We’ve been excited for TensorRT-LLM for a while, and had a lot of fun implementing it. As part of the process, we’ve run some benchmarks, to see how TensorRT-LLM fares on consumer hardware (e.g. 4090s, 3090s) we commonly see in the Jan’s hardware community.
Give it a try! Jan’s TensorRT-LLM extension is available in Jan v0.4.9 and up (see more). We precompiled some TensorRT-LLM models for you to try:
Mistral 7b
,TinyLlama-1.1b
,TinyJensen-1.1b
😂Bugs or feedback? Let us know on GitHub or via Discord.
An interesting aside: Jan actually started out in June 2023 building on NVIDIA FastTransformer, the precursor library to TensorRT-LLM. TensorRT-LLM was released in September 2023, making it a very young library. We’re excited to see its roadmap develop!
Key Findings
TensorRT-LLM was:
- 30–70% faster than llama.cpp on the same hardware
- Consumes less memory on consecutive runs and marginally more GPU VRAM utilization than llama.cpp
- 20%+ smaller compiled model sizes than llama.cpp
- Less convenient as models have to be compiled for a specific OS and GPU architecture, vs. llama.cpp’s “Compile once, run everywhere” portability
- Less accessible as it does not support older-generation NVIDIA GPUs
Why TensorRT-LLM?
TensorRT-LLM is Nvidia’s open-source inference library that incorporates Nvidia’s proprietary optimizations beyond the open-source cuBLAS(opens in a new tab) library.

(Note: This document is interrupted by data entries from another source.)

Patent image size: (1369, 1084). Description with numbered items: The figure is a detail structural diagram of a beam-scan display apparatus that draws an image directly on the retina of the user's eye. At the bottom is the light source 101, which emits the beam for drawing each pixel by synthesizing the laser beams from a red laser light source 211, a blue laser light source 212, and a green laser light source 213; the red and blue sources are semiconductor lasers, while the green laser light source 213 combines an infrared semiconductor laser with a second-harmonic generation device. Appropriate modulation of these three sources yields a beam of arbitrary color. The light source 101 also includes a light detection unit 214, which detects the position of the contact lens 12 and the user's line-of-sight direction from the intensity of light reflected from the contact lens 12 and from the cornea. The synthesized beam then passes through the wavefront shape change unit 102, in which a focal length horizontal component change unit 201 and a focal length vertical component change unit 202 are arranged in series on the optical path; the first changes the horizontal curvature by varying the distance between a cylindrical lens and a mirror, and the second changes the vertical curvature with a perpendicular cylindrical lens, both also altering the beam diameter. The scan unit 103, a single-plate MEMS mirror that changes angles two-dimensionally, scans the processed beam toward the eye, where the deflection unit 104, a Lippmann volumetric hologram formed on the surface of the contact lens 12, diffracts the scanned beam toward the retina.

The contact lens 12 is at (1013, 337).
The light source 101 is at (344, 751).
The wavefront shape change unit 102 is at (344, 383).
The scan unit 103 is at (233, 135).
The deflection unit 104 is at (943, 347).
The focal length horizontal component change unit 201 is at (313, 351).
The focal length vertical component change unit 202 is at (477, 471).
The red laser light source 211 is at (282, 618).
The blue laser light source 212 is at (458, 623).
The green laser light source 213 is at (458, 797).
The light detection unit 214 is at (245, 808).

As compared to llama.cpp, which today dominates Desktop AI as a cross-platform inference engine, TensorRT-LLM is highly optimized for Nvidia GPUs. While llama.cpp compiles models compiles models into a single, generalizable CUDA “backend” that can run on a wide range of Nvidia GPUs, TensorRT-LLM compiles models into a GPU-specific execution graph that is highly optimized for that specific GPU’s Tensor Cores, CUDA cores, VRAM and memory bandwidth.
TensorRT-LLM is typically used in datacenter-grade GPUs, where it produces a face-melting 10,000 tokens/s on NVIDIA H100 Tensor Core GPUs. We were curious for how TensorRT-LLM performs on consumer-grade GPUs, and gave it a spin.